Ridden by Jose Ortiz, Tapwrit ran 1 1/2 miles in 2:30.02 on his home track. Ortiz’s brother Irad won the race last year with Creator.
“The distance, I was sure he could handle it,” Ortiz said.
Tapwrit finished sixth in the Kentucky Derby and skipped the Preakness. Five of the last nine Belmont winners have followed that same path.
“We felt like with the five weeks in between, and with the way this horse had trained, that he had a legitimate chance,” said Pletcher, who is based at Belmont Park. “I think that’s always an advantage.”
Pletcher took two of the year’s three Triple Crown races, having saddled Always Dreaming to victory in the Derby.
Tapwrit paid $12.60, $6.50 and $5 at 5-1 odds.
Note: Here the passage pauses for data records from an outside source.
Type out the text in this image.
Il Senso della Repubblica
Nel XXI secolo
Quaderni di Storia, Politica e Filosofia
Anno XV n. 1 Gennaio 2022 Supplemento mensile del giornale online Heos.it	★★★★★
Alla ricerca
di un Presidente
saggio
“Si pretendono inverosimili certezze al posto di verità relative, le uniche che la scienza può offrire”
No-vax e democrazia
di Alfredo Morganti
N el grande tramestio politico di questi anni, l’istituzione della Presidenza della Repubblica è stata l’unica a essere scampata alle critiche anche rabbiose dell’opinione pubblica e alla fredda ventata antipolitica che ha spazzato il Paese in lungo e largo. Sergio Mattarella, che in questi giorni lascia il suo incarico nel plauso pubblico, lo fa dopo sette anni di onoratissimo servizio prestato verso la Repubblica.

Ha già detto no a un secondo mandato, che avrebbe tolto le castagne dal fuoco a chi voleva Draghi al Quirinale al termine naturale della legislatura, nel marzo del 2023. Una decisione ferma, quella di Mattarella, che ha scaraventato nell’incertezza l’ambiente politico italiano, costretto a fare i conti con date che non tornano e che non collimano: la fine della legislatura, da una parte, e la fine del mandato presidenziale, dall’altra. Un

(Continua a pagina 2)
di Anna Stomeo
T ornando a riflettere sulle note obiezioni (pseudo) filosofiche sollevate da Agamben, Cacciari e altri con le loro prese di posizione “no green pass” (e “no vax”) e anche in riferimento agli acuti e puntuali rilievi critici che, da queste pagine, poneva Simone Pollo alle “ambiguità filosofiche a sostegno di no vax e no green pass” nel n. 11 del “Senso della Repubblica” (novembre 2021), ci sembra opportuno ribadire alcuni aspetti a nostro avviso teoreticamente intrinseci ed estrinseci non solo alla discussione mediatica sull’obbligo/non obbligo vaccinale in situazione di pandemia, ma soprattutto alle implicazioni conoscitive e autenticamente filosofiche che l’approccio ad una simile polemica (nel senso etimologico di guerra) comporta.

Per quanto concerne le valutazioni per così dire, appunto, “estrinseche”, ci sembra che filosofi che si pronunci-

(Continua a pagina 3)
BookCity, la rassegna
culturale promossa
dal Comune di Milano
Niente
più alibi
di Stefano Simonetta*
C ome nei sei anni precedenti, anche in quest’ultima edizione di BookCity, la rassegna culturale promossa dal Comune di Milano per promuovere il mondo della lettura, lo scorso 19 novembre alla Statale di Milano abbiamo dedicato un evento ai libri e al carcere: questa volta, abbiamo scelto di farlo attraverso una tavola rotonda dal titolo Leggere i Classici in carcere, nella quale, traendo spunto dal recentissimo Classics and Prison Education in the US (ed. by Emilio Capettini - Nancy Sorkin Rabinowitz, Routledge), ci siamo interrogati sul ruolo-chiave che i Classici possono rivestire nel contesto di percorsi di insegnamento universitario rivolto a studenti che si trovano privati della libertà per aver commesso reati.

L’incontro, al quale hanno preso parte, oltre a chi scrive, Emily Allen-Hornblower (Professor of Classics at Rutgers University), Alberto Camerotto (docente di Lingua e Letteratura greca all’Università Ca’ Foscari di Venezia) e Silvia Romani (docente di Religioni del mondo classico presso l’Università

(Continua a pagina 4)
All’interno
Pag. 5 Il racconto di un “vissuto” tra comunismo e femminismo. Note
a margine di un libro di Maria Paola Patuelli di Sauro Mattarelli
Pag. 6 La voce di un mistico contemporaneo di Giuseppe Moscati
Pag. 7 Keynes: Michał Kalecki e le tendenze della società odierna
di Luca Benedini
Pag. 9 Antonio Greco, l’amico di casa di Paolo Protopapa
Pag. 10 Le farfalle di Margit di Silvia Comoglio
The 3-year-old gray colt was purchased for $1.2 million, making him the most expensive horse in the field.
Irish War Cry returned $4.70 and $3.90 as the 5-2 favorite, while Patch, the one-eyed horse trained by Pletcher, paid $6.50 to show.
The $1.5 million race took several hits before the starting gate opened.
It lacked Always Dreaming and Preakness winner Cloud Computing. Classic Empire, the expected favorite, dropped out Wednesday with a foot abscess.
Epicharis, the early 4-1 second choice, was scratched Saturday morning after failing a pre-race veterinary exam. The Japan-based colt had been treated for lameness in his right front hoof earlier in the week.
All that left it a wide-open race, and in the end it was Tapwrit that proved he was up to the grueling 1 1/2-mile challenge.
“Tapwrit was getting a beautiful trip,” Pletcher said. “It was everything we talked about in the paddock before the race. We were hoping he had enough when it came to crunch time. It looked like Irish War Cry still had a little something left, but the last sixteenth, he dug down deep.”
Gormley finished fourth, followed by Senior Investment, Twisted Tom, Lookin At Lee, Meantime, J Boys Echo and Multiplier.
Hollywood Handsome was pulled up after jockey Florent Geroux lost his irons in the first turn and guided the horse to the outside until he could be stopped.